Inside Ted’s Nursery: It’s All Change

nursery essentials

What with all of this sleep talk (Ted is sleeping through, just about – read the latest update here) I thought I’d touch upon some of the changes we made to Ted’s cot and nursery set-up. Because before we went in with stronger sleep tactics (change to routine, feeding, etc) we tried to eliminate anything on a more practical level that could have been keeping him awake.

Angelica’s sleep had been far easier to settle into a night-long stretch than Ted’s – you can read about what we did with her here – but we still had to tweak her routine a bit and try to feed her more in the day, as she too used to gobble down all of her calories during the night! But she slept through from 7-7 from about nine months, I think. Ted (almost one year old) has been harder to settle and has always required a bit more work even to get him to nap for short amounts of time. It was okay when I used to breastfeed him to sleep (oh, the days when he would just drop off in my arms and I’d slide him into the Snuzpod!) but that finished many, many moons ago now and for the past couple of months he’s cried at almost every nap or bed time.

nursery essentials

So, practical things we did to rule out any sort of external annoyances/discomforts:

We moved him to a warmer room. I mean, the room he was in was freezing. The new house is a Georgian, high-ceilinged house with all of the original windows, which look lovely but need draught-proofing –  Ted’s room had two huge sets of windows and so it was basically like being outside! Despite his many layers, we were still worried about the temperature and so we moved him to a room on the top floor, which for some insane reason is like a totally different house and about three degrees warmer than anywhere else.
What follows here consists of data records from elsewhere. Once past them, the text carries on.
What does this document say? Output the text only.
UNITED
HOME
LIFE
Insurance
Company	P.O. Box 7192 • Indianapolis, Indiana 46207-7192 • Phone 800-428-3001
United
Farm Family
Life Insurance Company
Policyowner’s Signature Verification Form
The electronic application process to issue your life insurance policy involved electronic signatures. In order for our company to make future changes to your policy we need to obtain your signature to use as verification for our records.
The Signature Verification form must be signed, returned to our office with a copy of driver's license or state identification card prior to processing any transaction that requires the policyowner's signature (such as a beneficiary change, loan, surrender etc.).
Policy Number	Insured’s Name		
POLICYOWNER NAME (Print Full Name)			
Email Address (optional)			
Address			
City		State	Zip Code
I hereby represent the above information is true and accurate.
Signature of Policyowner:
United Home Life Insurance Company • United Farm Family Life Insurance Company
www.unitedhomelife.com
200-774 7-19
We bought him a new cot. Not that there was actually anything wrong with the other cot, but it was an old one that my parents had lent us as a temporary fix, and it had a foamy, plastic-covered mattress that didn’t have much in the way of support. And I got sent a brilliant Eve mattress (yes, they do them in cot and cot-bed sizes!) but the cot was a weird size, something like 68cmx128cm and the Eve mattress didn’t fit. It was cheaper to buy a cot to fit the mattress (which is standard size) than try to get a mattress made for the cot. So I just picked up one of the no-frills wooden cots from Mothercare (it was seventy-something pounds, but I can’t find it online now, don’t know whether they discontinued it) as Angelica will soon be in a single bed and Ted will then have her cot, which turns into a cot-bed.

The Eve mattress is incredibly well-designed – you’ve probably seen the adult ones that come rolled up in a box when they’re delivered – and has pocket springs as well as a foam layer. It won an award in the Smallish Design Awards last year, which comes as no surprise as it’s pretty well thought-out. I particularly like the completely waterproof protective layer between the cover and the mattress itself – no unsightly stain marks from little accidents! You can read more about the Eve mattresses here.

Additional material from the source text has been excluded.